Surface Migration of Water Molecules in Ice

Abstract

This paper continues the discussion of data given in a previous paper on the second term in the ``local conductivity'' of ice. It is inferred that the H₂O molecules in internal surfaces are engaged in a special kind of random walk, in which the molecule is always attached to the surface by one chemical bond. This is described as bipedal random walk. It occurs with an activation energy of 5.2 kcal/mole (0.23‐electron volt per molecule). On the other hand, molecules which jump up into field‐free space and return to the surface have to acquire an energy of 11.5 kcal/mole (0.5 ev/molecule). The ratio of the corresponding Boltzmann factors is about 10⁻⁵ at 0°C and about 10⁻⁸ at −100°C; this implies that the dominant mode of diffusion in internal surfaces in ice is bipedal random walk. The migration of a water molecule on an ice surface is a special type of diffusion process. The general formulas of the theory of stochastic processes and diffusion become available for the description of the diffusion of water molecules in a surface if the appropriate expression for the diffusion constant D is substituted in the formulas. A new procedure is used to calculate D from the Einstein relation.

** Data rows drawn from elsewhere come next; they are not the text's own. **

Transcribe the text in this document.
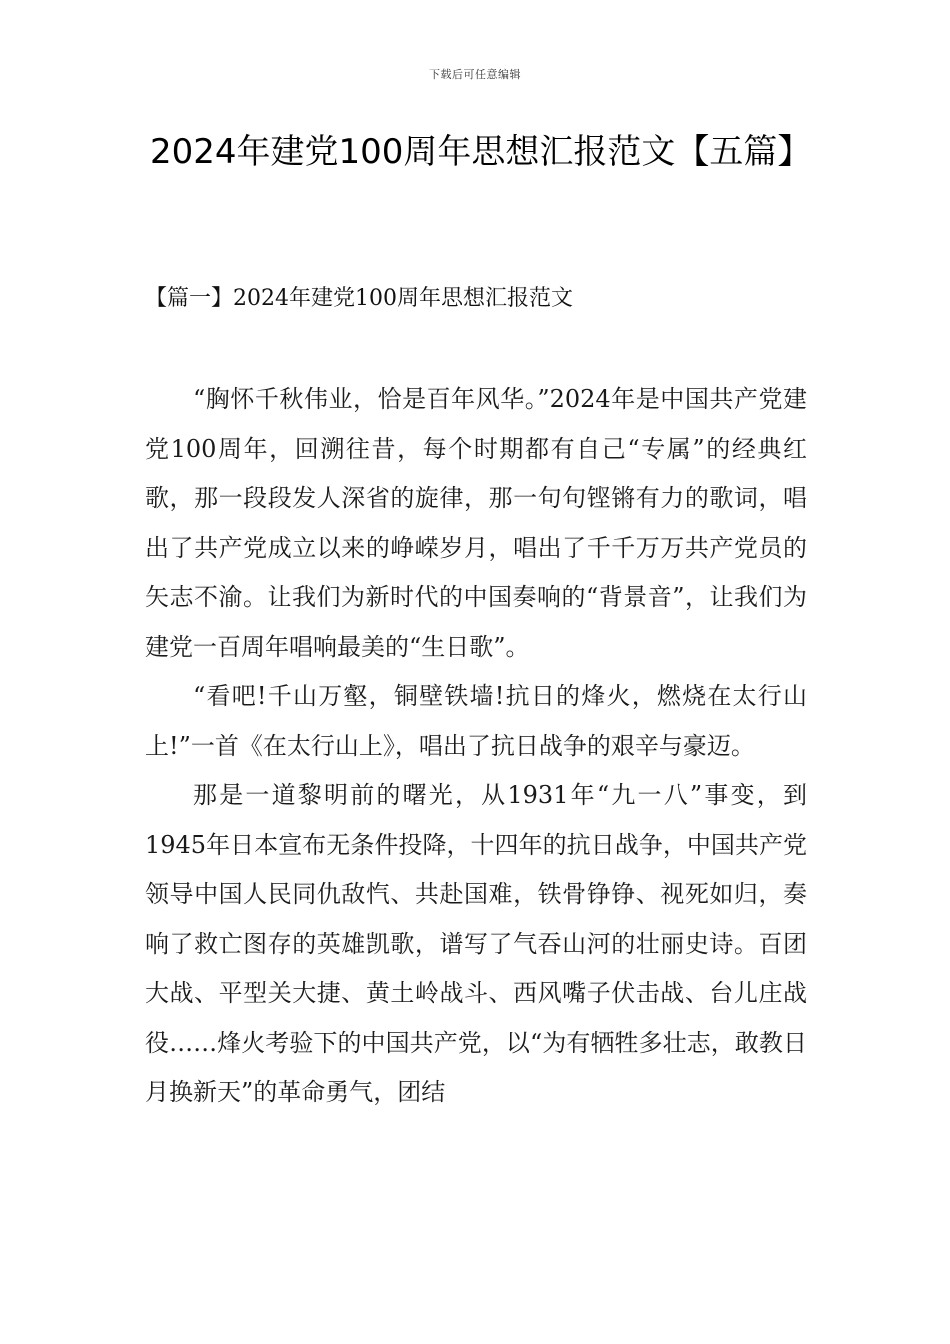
下载后可任意编辑
2024年建党100周年思想汇报范文【五篇】
【篇一】2024年建党100周年思想汇报范文

“胸怀千秋伟业，恰是百年风华。”2024年是中国共产党建党100周年，回溯往昔，每个时期都有自己“专属”的经典红歌，那一段段发人深省的旋律，那一句句铿锵有力的歌词，唱出了共产党成立以来的峥嵘岁月，唱出了千千万万共产党员的矢志不渝。让我们为新时代的中国奏响的“背景音”，让我们为建党一百周年唱响最美的“生日歌”。

“看吧!千山万壑，铜壁铁墙!抗日的烽火，燃烧在太行山上!”一首《在太行山上》，唱出了抗日战争的艰辛与豪迈。

那是一道黎明前的曙光，从1931年“九一八”事变，到1945年日本宣布无条件投降，十四年的抗日战争，中国共产党领导中国人民同仇敌忾、共赴国难，铁骨铮铮、视死如归，奏响了救亡图存的英雄凯歌，谱写了气吞山河的壮丽史诗。百团大战、平型关大捷、黄土岭战斗、西风嘴子伏击战、台儿庄战役……烽火考验下的中国共产党，以“为有牺牲多壮志，敢教日月换新天”的革命勇气，团结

Instead of using the direct‐current conductivity, the second term of the local conductivity is used. The expression for the diffusion constant derived from the model for local conductivity is D_L=3.5×10⁻⁴ exp(−5.2×10³/RT) cm²/sec, where the activation energy 5.2×10³ cal/mole, is derived from the second term in the local conductivity of ice. This leads to a rather explicit model of the diffusion process: it may be described as bipedal random walk of the water molecule by the breaking of one bond at a time with an activation energy of 0.23‐electron volt associated with each step. It is pointed out also that the water molecule on an internal surface has a polarizability characteristic of the surface structure.